Le Conseil constitutionnel a rendu, le 30 décembre 1996, une décision fondamentale relative à la loi de finances pour l’année 1997. Plusieurs membres du Parlement ont contesté la conformité de nombreuses dispositions de ce texte législatif au bloc de constitutionnalité. Les requérants invoquaient principalement une rupture d’égalité devant l’impôt concernant le plafonnement de certains avantages liés à la situation de famille. Ils critiquaient également l’existence de cavaliers budgétaires et la méconnaissance alléguée du principe de sincérité au regard de l’équilibre financier. Le juge constitutionnel devait déterminer si le législateur peut différencier le bénéfice d’une réduction d’impôt entre des contribuables isolés. Il devait aussi se prononcer sur la nature budgétaire de diverses mesures sociales et économiques intégrées dans le texte financier. Le Conseil décide que « le législateur a méconnu le principe de l’égalité devant l’impôt » en traitant différemment les veufs et les célibataires. L’analyse portera sur l’affirmation du principe d’égalité fiscale avant d’examiner le contrôle de la régularité des dispositions de la loi.

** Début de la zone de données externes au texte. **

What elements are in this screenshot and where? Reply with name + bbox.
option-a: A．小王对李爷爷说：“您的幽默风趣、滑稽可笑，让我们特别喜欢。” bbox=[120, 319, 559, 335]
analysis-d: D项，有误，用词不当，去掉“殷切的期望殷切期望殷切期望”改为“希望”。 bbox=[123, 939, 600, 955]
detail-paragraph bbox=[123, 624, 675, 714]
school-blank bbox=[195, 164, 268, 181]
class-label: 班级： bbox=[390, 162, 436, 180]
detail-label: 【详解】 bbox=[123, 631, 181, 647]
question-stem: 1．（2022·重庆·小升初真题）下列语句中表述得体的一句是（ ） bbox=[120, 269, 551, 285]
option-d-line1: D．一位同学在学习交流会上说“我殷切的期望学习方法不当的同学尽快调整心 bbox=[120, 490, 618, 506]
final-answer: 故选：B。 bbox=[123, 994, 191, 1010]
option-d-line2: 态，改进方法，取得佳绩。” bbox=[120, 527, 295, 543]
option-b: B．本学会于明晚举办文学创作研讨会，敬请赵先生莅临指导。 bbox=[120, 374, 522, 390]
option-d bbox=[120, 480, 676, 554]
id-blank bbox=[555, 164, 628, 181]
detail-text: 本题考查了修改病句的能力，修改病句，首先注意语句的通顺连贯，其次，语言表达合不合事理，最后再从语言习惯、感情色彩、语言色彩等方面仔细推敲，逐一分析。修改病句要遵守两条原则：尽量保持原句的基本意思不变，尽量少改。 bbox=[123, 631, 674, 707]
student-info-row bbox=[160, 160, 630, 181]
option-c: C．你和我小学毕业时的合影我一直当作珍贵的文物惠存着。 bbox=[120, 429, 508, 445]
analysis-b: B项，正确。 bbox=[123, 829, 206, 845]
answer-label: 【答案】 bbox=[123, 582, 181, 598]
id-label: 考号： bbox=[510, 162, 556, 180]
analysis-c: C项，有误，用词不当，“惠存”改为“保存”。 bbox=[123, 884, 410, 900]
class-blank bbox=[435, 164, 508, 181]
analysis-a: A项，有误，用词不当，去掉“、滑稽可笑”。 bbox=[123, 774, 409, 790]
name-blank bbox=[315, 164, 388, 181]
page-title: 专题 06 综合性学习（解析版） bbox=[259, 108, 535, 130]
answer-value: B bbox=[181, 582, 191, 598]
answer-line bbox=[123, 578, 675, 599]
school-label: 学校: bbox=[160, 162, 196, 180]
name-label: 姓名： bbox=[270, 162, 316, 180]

I. L’affirmation du principe d’égalité devant les charges publiques
A. La censure d’une distinction injustifiée entre contribuables isolés
Le Conseil constitutionnel rappelle que le législateur peut différencier l’octroi d’avantages fiscaux sous réserve de critères objectifs et rationnels. L’article 2 de la loi limitait le plafond de la réduction d’impôt pour les seuls contribuables célibataires et divorcés. Les juges soulignent qu’au « regard de la demi-part supplémentaire qui leur est accordée », les veufs et célibataires sont dans une situation identique. L’avantage fiscal repose sur l’isolement du contribuable et la reconnaissance de ses charges antérieures de famille pour l’ensemble des catégories. En limitant l’abaissement du plafond aux seuls divorcés et célibataires, le législateur institue une différence de traitement dépourvue de justification. Cette mesure contrevient ainsi directement au principe constitutionnel d’égalité devant l’impôt tel qu’interprété par la jurisprudence du Conseil.
B. La reconnaissance de la validité des mesures d’alignement fiscal
La décision valide en revanche l’extension du plafonnement de l’abattement de 20 % à certains revenus non salariaux pour assurer la transparence fiscale. Le législateur a entendu aligner la situation des artisans et professionnels libéraux sur celle des salariés bénéficiant déjà de cette règle. Cette mesure vise à prendre en compte la connaissance croissante par l’administration fiscale des revenus réels de ces catégories de contribuables. Le Conseil estime qu’en « appliquant les mêmes règles à des contribuables placés dans des situations analogues, le législateur n’a pas méconnu » la Constitution. Cette solution confirme la faculté pour le pouvoir législatif de réduire les disparités de traitement entre les différentes sources de revenus. L’appréciation des critères de transparence relève du pouvoir discrétionnaire du législateur dès lors qu’elle repose sur des éléments objectifs.
II. Le contrôle de la régularité des dispositions de la loi de finances
A. L’écartement des griefs relatifs à la sincérité et à la confiance légitime
Les requérants contestaient le prélèvement exceptionnel sur les organismes de formation en invoquant une spoliation et une atteinte à la liberté contractuelle. Le juge constitutionnel rejette ces arguments en observant que la contribution ne porte pas atteinte au système de financement global. Il précise de manière fondamentale qu’aucune « norme constitutionnelle ne garantit par ailleurs un principe dit ‘de confiance légitime’ » dans l’ordre juridique français. La décision écarte également le grief relatif à l’absence de sincérité budgétaire concernant la contribution forfaitaire d’une grande entreprise publique. Les sommes versées au budget de l’État concourent aux conditions générales de l’équilibre sans devoir être affectées à une dépense particulière. La sincérité budgétaire s’apprécie au regard de l’absence d’intention de fausser les grandes lignes de l’équilibre financier de la loi.
B. Le rejet de la qualification de cavalier budgétaire pour les mesures sociales
Le Conseil constitutionnel examine la recevabilité de nombreux articles critiqués comme étant étrangers au domaine exclusif des lois de finances. Les dispositions relatives à la revalorisation des retraites agricoles ou à l’aide aux chômeurs présentent une incidence financière directe sur l’État. Le juge considère que ces mesures sociales traduisent des économies ou des charges nouvelles affectant l’équilibre défini par l’ordonnance organique. Les articles contestés sont ainsi « au nombre des dispositions qui peuvent figurer dans une loi de finances » grâce à leur impact comptable. Cette interprétation permet l’insertion de réformes structurelles dès lors qu’elles modifient substantiellement les flux financiers pesant sur les comptes publics. La délimitation du domaine des lois de finances reste donc étroitement liée à la réalité des conséquences pécuniaires pour le budget national.